INTERVIEW w/ MISS CAFFEINA: “Hay que abrir la boca cuando toca, y callar cuando tienes que aprender”
- Pablo Aragón Blanco

- 30 dic 2025
- 3 Min. de lectura
Miss Caffeina vuelve como vuelven los fenómenos meteorológicos que no respetan calendario: sin previo aviso, sin suavizar el impacto, sin pedir perdón por la devastación. Regresan con BUENASUERTE después de una temporada emocional que les dejó la piel fina, los huesos fríos y la mirada más honesta que nunca. “Estamos más cerca que nunca de quienes realmente somos”, dicen, y no hace falta que lo expliquen: se reconoce en la manera en que se sientan, en cómo hablan, en ese brillo cansado que solo tiene quien ha atravesado algo y ha decidido contarlo sin filtros.
Cada disco para ellos es una muda, una especie de renacimiento a golpes. Pero esta vez lo que abandonan no es solo una estética o un sonido, sino un duelo entero. “Este disco habla de las fases del duelo. De una ruptura. Lo compusimos mientras lo vivíamos”, confiesan. Y Buena Suerte respira exactamente eso: la punzada, la rabia tibia, la renuncia lenta, el desorden emocional que te obliga a rehacer tus propios cimientos. No es un álbum conceptual, pero acabó siéndolo. No por diseño, sino por necesidad.
Dicen que el concepto del disco podría resumirse en una palabra: intemperie. “Intemperie. Algo que te arrasa y te obliga a recomponerte”, explican. Y al escucharlo, uno entiende que la palabra no es metáfora, sino diagnóstico. Las canciones no buscan acompañar: buscan exponer. No te consuelan, te muestran dónde estás roto. No acolchan, cortan. Pero en esa herida también hay claridad, porque a veces solo se ve bien cuando algo duele.
Pueden grabar con Ana Torroja y, a las pocas semanas, tocar en una carpa de fiestas patronales donde huele a resentimiento. “Un día estábamos grabando con Ana Torroja y semanas después tocábamos entre dos orquestas, con gente borracha tirándonos cosas”, recuerdan entre risas resignadas. Podría sonar a chiste, pero es parte de su biografía emocional. Del mismo escenario habían salido insultos: “Lo más heavy fue que nos llamaran maricas en plan despectivo”, admiten con esa mezcla de ironía y hartazgo que deja el tiempo.

Pero lejos de convertirse en una herida abierta, aquella violencia se transformó en gasolina. En una reafirmación. En un compromiso. No hacia la militancia impostada, sino hacia la honestidad. Hablan cuando toca hablar y callan cuando saben que necesitan aprender. “Hay que abrir la boca cuando toca, y callar cuando tienes que aprender”, dicen. Y esa ética —imperfecta, humana— late en el disco, en sus entrevistas, en su forma de habitar el escenario.
INTEMPERIE, IDENTIDAD Y UNA BUENASUERTE QUE ARDE
El amor, sin embargo, es lo que les mantiene. No un amor romántico de manual, sino un amor amplio: amigos, parejas, familia elegida, afectos pequeños que sostienen más que cualquier gira. “Nos hace felices el amor en todas sus formas y la tranquilidad emocional”, dicen. Y BUENASUERTE es también eso: una búsqueda desesperada y hermosa de una calma que todavía no termina de llegar.
Cuando hablan de lo que no repetirían jamás, no titubean. “Casarme”, sueltan, con esa mezcla perfecta de humor y sinceridad. Y luego, más serios: “Montar una banda… depende”. No es renuncia ni arrepentimiento: es perspectiva. La lucidez de quien ha sobrevivido a giras, rupturas, excesos, decisiones buenas, malas y regulares. La lucidez del que ya no idealiza nada.
Tienen su propio mapa del éxito.

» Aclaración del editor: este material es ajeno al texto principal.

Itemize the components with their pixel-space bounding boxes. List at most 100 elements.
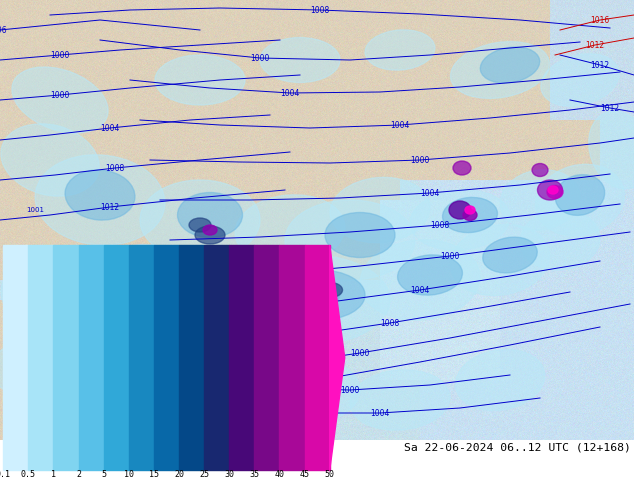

Y no coincide con el que enseña la industria. “Fracaso es no haberlo intentado”, dicen, sin grandilocuencia. “Éxito es vivir de la música honestamente durante años y mantener la tranquilidad personal”. No buscan trofeos: buscan coherencia. Y, sobre todo, un margen de libertad. Para elegir, para equivocarse, para no repetir lo que les hizo daño.
BUENASUERTE es un disco que no pretende caer bien. No nació para eso. Nació para contar una verdad. La suya. Una verdad rota, luminosa, áspera, profundamente humana. Un temporal que no acaricia: desinfecta. Un álbum que reconstruye a la vez que expone. Que incomoda mientras libera. Y al final, lo que queda es su frase más honesta, la que podría haber titulado todo este capítulo vital: “Lo que arde también ilumina”.